Si nunca hubiéramos visto un árbol, el brócoli podría ser una maqueta de un pequeño ejemplar. Perteneciente a los vegetales crucíferos, también llegó antes a las mesas francesas (S. SXVI) e inglesas (S. XVII) que a las españolas. Durante el siglo XX, Estados Unidos se encargó de darle el reconocimiento que tiene a nivel mundial. Esta verdura, rica en vitaminas y en potasio, con sus 34 kcal en 100 gramos nos aporta beneficios en el funcionamiento de nuestro organismo y actividad muscular. Además, también contiene altos niveles de magnesio y de yodo. No solo es perfecta para cocinarte platos saludables y bajos en grasas, sino que gracias a sus propiedades, regula nuestro sistema digestivo, es antiinflamatoria, anticancerígena y anticelulítica.

Brócoli

Romanescu
Cuando la coliflor y el brócoli se juntan, nace el romanescu, un híbrido que a nadie deja indiferente por la perfecta geometría fractal de su forma. Aunque el sabor y textura se asemejan al del brócoli, su color verde es más llamativo y vivo que el de su progenitor. Nació en Italia, en el siglo XVI, y actualmente la Comunidad Valenciana es una de las zonas españolas en las que más se cultiva. Si sus padres (el brócoli y la coliflor) poseen un bajo valor calórico, el romanescu no podía ser menos: las 25 kcal por cada 100 gramos lo convierten en un alimento perfecto para los que ven la operación bikini a la vuelta de la esquina. Esta verdura, igual de rica en vitaminas y minerales que sus padres, también es una fuente de vitamina C, vitamina A, potasio y fósforo. Puedes añadirlo a tus platos cocinándola hervida, al vapor, al horno, a la plancha o incluso crudo. Si decides hervirla o prepararla al vapor, debes tenerla menos tiempo que el resto de las verduras similares, condición que la convierte en un alimento ideal si tu objetivo es preparar un puré. Aún estás a tiempo de darle una oportunidad al romanescu, un vegetal menos flatulento que la col que debe consumirse desde octubre a abril.

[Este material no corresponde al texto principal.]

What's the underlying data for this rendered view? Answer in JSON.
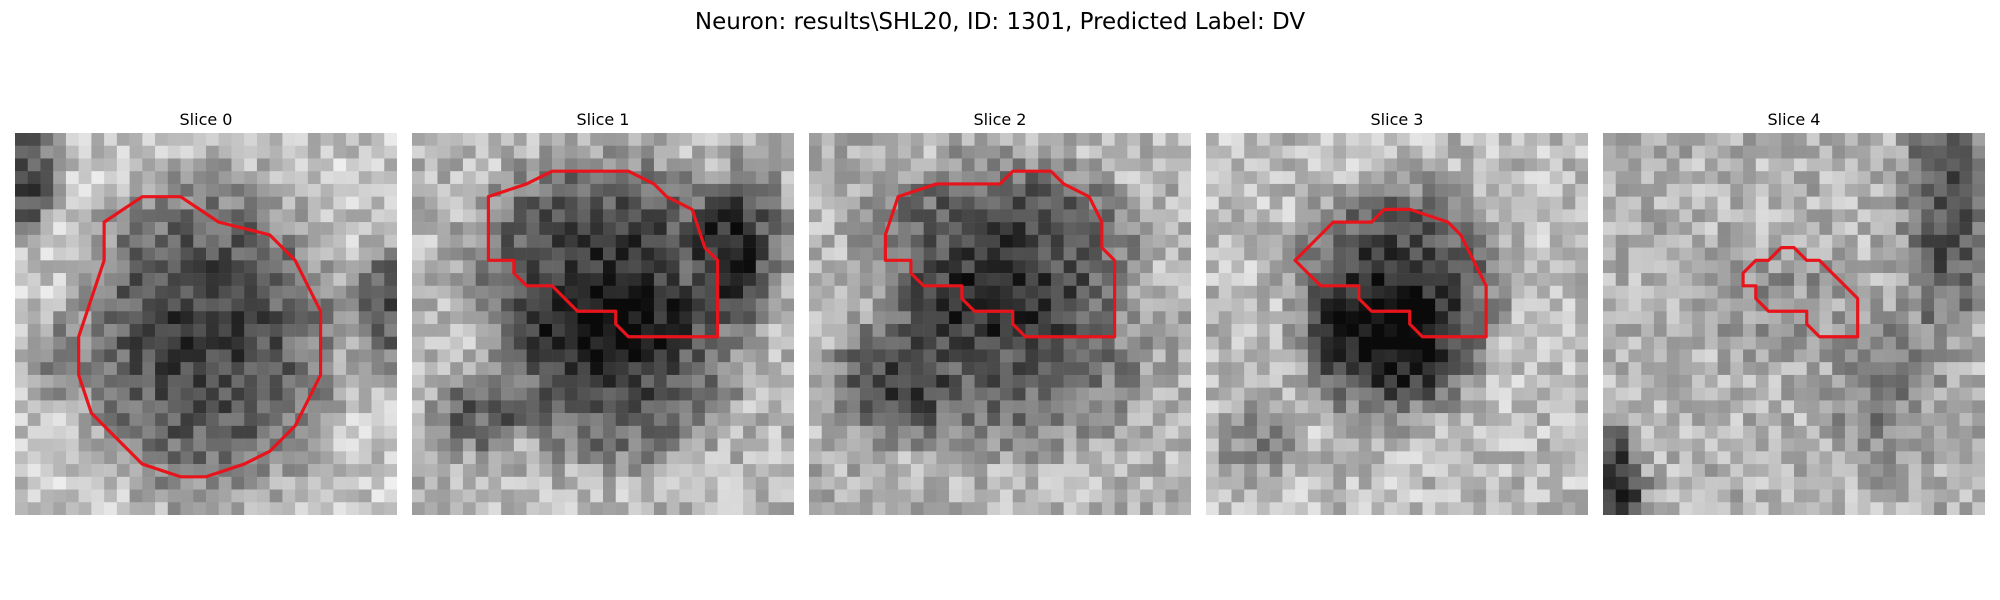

A la hora de elegirlo, ten en cuenta que no sea excesivamente grande y que no presente ninguna mancha o herida en su exterior.

Romanescu

Bimi.
La elegancia hecha verdura existe. El bimi, de tallo delgado y largo, nos recuerda al brócoli y podemos comérnoslo desde el tallo hasta las flores. Su sabor, más suave y dulce, se asemeja al del espárrago. No solo te servirá para darle estilo a tus platos, sino que además sus propiedades nutritivas lo convierten en un alimento extraordinario, ya que contiene una gran cantidad de vitaminas, sales minerales y propiedades anticancerígenas. De hecho, nos aporta más vitamina C y antioxidantes que los espárragos. En definitiva, es otro delicioso y saludable alimento que podemos cocinar a la plancha o al vapor y acompañarlo con salsa tártara o con un hilo de aceite de oliva.

Bimi

Alcachofa.
Procedente del norte África y habitual en la zona mediterránea, es una verdura de invierno que podemos añadir a nuestras recetas bajas en grasas. Por cada 100 gramos contiene 47 calorías, hecho que la convierte en uno de los ingredientes básicos de dietas y regímenes de adelgazamiento. Además, contiene propiedades diuréticas que impiden la retención de líquidos y ayudan eliminar toxinas, presenta una gran cantidad de potasio y de ácidos que favorecen la reducción de los niveles de colesterol, ayuda al tránsito intestinal por sus altos niveles en fibra y disminuye el azúcar en sangre. La mejor manera aprovecharse de sus propiedades es consumiéndola cruda o, en su defecto, hervida, acompañada del caldo que deja.

Alcachofa

Dale una oportunidad al mundo de las verduras y descubre nuevos sabores y texturas que no solo sorprenderán a tu paladar, sino que además te harán pedir un segundo plato.